Et pour le support j’ai un cahier petit format consacré à la production d’écrit.
Ces précisions apportées, entrons dans le vif du sujet.
Premier point très important : on peut commencer la production d’écrits dès la rentrée au CP. Les enseignants de maternelle en font également et on l’oublie souvent aussi. Nos élèves n’arrivent pas vierges de toute connaissance, il faut s’appuyer dessus !
Produire un écrit peut être tout simplement de l’encodage de mots (ou dictée muette : une image = un mot) ! C’est ce que font les enseignants de maternelle, les enfants connaissent donc l’exercice.
C’est ce que je fais durant toute la période 1. Nous étudions 2 sons par semaine, les élèves essaient d’encoder 5 mots de chaque son.
Pour l’organisation je varie souvent :
– soit encodage des 5 mots le lundi et correction le mardi (cela permet aux élèves de revenir sur leur travail en différé)
– soit encodage des 5 mots le lundi pour une moitié de classe avec retour immédiat de ma part pendant que l’autre moitié est en autonomie et inversion des groupes le mardi.
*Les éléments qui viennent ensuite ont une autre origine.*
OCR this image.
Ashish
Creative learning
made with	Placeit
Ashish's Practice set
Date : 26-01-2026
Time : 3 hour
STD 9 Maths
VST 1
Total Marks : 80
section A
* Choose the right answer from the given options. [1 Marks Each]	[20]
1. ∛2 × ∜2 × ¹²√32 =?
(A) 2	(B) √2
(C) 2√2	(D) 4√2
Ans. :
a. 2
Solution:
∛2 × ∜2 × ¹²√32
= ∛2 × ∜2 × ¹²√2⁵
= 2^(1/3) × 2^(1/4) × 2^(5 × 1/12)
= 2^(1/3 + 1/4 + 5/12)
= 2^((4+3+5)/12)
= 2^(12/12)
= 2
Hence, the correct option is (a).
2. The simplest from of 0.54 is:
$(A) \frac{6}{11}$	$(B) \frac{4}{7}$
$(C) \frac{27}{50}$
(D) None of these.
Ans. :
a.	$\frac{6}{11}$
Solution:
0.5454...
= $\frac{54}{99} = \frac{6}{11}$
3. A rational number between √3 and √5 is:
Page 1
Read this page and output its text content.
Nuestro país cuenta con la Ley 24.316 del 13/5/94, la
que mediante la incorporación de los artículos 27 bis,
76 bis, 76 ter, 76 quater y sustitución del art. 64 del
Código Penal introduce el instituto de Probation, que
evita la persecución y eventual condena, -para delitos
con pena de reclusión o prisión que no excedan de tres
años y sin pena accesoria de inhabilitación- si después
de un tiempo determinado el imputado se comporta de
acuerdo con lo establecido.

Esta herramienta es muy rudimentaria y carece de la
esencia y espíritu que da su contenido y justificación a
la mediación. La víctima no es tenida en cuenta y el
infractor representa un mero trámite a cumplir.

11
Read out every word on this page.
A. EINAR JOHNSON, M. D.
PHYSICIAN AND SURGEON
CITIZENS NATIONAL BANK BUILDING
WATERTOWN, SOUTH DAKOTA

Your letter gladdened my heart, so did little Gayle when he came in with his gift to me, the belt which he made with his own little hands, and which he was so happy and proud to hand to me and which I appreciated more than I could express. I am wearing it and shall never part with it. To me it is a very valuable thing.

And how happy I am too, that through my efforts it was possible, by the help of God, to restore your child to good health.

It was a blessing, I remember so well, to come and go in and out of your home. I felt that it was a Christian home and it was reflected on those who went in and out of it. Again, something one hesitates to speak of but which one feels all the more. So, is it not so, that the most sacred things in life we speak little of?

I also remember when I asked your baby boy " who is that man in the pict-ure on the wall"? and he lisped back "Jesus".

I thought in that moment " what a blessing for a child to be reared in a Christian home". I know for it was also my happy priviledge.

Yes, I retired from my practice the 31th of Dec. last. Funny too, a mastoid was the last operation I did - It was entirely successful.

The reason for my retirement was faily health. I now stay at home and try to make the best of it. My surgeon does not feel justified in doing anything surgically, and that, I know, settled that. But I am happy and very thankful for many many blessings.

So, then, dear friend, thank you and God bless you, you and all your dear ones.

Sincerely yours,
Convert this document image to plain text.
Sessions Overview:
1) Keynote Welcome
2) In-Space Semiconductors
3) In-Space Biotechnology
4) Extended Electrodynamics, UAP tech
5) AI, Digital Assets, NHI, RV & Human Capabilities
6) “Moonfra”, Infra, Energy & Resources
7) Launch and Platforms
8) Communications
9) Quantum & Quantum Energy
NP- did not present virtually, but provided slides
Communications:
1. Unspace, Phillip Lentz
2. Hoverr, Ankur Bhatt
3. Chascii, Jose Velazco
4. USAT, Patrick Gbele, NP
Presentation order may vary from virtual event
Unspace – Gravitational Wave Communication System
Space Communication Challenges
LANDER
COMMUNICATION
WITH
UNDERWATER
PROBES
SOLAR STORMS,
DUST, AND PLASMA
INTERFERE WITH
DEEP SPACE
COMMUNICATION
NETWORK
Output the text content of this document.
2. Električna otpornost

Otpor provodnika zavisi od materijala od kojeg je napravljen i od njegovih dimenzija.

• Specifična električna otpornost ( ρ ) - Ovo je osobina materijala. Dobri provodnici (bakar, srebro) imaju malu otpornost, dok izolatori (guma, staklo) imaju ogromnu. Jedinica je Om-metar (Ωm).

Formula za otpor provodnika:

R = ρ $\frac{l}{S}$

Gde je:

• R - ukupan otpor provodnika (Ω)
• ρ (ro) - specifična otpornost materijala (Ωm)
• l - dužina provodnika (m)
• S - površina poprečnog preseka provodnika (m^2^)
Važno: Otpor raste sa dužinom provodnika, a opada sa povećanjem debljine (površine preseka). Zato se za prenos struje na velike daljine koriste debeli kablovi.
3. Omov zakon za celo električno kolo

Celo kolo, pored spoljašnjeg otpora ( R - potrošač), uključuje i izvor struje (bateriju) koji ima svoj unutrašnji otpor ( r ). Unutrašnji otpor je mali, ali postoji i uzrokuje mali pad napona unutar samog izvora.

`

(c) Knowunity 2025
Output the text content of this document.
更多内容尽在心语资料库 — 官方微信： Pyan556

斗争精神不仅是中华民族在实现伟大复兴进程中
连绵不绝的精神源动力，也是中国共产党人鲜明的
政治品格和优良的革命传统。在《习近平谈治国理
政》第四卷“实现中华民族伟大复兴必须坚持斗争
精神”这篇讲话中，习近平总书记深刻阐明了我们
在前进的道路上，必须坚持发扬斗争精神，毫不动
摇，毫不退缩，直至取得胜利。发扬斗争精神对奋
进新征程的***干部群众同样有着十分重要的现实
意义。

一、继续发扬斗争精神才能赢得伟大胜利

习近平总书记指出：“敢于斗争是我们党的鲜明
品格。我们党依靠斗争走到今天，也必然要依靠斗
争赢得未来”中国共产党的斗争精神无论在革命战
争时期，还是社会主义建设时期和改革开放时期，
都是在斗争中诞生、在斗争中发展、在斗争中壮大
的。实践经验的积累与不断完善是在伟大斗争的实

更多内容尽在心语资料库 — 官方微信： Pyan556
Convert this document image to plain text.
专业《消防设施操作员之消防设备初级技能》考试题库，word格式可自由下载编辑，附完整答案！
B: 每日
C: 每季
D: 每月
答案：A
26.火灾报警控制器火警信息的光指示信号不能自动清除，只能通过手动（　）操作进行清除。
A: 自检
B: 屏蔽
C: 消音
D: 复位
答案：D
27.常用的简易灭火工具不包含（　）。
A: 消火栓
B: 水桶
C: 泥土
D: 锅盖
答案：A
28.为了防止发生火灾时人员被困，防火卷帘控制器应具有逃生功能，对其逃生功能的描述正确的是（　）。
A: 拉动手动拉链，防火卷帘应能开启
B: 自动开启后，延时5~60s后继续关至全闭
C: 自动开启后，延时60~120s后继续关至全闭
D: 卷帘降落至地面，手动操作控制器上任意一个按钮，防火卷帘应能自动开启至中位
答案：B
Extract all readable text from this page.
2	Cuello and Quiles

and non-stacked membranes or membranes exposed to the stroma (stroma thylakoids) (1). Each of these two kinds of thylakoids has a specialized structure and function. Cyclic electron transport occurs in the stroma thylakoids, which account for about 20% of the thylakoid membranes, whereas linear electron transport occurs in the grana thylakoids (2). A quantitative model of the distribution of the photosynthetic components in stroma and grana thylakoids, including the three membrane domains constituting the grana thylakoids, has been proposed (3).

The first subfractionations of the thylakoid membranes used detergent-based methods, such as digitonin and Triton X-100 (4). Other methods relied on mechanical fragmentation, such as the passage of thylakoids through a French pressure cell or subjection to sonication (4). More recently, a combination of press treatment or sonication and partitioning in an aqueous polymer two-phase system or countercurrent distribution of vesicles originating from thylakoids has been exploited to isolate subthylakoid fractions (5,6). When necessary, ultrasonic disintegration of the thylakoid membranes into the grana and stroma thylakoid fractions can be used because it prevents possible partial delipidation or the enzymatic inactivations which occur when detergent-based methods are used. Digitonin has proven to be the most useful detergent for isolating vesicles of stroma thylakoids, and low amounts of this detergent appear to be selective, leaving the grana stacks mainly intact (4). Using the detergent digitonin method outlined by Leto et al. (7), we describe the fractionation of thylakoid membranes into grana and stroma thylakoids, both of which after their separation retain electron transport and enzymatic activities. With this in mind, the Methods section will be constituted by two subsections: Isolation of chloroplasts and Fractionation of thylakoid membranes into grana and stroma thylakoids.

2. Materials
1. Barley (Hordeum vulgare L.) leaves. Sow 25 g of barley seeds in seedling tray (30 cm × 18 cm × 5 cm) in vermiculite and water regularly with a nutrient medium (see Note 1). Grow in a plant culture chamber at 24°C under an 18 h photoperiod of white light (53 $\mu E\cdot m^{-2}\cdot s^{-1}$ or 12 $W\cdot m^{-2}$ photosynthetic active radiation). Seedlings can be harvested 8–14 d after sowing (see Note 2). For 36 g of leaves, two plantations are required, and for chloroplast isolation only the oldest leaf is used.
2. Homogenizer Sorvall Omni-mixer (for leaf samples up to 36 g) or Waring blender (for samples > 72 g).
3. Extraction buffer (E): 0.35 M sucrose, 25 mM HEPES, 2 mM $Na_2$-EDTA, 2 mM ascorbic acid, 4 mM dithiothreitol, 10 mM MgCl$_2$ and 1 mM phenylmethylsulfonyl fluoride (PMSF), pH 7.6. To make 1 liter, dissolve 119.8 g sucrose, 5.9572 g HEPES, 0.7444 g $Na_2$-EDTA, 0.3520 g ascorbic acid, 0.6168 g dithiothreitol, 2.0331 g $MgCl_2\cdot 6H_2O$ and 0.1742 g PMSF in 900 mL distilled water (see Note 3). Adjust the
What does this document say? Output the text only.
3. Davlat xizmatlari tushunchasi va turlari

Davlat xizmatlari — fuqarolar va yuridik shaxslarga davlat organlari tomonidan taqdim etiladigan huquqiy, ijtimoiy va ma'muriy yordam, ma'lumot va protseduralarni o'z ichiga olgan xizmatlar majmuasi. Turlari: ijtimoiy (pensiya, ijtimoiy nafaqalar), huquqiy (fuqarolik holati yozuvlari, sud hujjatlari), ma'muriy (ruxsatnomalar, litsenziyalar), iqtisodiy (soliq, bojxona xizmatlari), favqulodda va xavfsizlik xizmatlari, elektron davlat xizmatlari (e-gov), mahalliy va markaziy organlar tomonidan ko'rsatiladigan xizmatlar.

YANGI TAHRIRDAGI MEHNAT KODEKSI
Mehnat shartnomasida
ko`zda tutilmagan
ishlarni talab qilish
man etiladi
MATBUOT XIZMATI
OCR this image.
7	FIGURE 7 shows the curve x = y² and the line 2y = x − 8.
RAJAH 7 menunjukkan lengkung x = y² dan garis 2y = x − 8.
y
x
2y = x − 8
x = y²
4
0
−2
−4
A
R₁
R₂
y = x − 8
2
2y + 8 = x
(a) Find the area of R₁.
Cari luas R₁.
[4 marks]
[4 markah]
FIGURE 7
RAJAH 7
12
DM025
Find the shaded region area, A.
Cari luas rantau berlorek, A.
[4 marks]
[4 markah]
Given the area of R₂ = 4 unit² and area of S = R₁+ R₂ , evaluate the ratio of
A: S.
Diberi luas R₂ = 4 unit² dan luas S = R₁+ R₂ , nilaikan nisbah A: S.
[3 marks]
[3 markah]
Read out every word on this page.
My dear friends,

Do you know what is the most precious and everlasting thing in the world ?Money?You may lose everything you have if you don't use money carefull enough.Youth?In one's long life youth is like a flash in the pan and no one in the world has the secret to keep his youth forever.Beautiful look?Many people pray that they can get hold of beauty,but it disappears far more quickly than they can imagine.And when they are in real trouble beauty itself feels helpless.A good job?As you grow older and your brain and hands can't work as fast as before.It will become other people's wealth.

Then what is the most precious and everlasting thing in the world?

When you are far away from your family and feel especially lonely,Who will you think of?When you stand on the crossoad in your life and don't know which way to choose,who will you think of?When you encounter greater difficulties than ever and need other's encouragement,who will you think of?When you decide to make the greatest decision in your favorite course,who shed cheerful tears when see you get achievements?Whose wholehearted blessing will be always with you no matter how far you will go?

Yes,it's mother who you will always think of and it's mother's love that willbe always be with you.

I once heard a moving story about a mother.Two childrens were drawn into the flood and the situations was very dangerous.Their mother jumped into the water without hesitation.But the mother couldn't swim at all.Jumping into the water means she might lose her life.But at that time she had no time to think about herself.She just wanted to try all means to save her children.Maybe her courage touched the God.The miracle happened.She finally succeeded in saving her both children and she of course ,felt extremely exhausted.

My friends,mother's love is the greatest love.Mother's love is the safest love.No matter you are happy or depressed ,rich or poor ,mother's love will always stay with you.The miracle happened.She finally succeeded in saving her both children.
Dans cette configuration, les élèves ne produisent pas tous les jours du coup.
Vous retrouverez les bandelettes d’encodage réalisées par ma collègue ici ou encore chez Défine qui s’en est inspirée en utilisant des mots du manuel Pilotis.
Concernant l’étayage, il peut être individualisé : certains élèves auront besoin des barquettes des syllabes, d’autres du nombre de lettres, de tirets pour chaque lettre. Il est aussi possible de donner les sons complexes non encore abordés car cela ne doit pas être un frein ou encore les lettres muettes. On a souvent tendance à penser que si le son n’a pas été vu alors on ne peut pas faire encoder le mot mais encore une fois, en Grande Section tous les sons sont abordés !Les enfants sont également plein de ressources et savent s’appuyer sur leurs prénoms (ainsi Louise et Mahamadou connaitront le son ou et une grande majorité parlera du an de maman, même si tous ne l’auront pas fixé bien sûr), encore une fois merci aux collègues de maternelle J
Durant la période 1 je pratique aussi des petites productions très simples, basées sur les prénoms par exemple en se servant de la rime (c’est un exercice que l’on retrouve sur beaucoup de sites et blogs). Partir de son prénom met l’enfant en situation de réussite et lui donne généralement envie. Je ne mets pas tout dans le cahier d’écrivain, on travaille parfois à l’oral au tableau (la fameuse dictée à l’adulte loin d’être trop simple car elle permet de travailler la syntaxe : on n’écrit pas comme on parle !)
En période 2, j’arrête l’encodage de mots (mais il est tout à fait possible de poursuivre) pour démarrer de courtes phrases. Il est donc nécessaire que les élèves sachent ce qu’est une phrase, ce qui ne m’empêche pas de revenir sur cette notion en grammaire plus tard dans la période pour l’approfondir.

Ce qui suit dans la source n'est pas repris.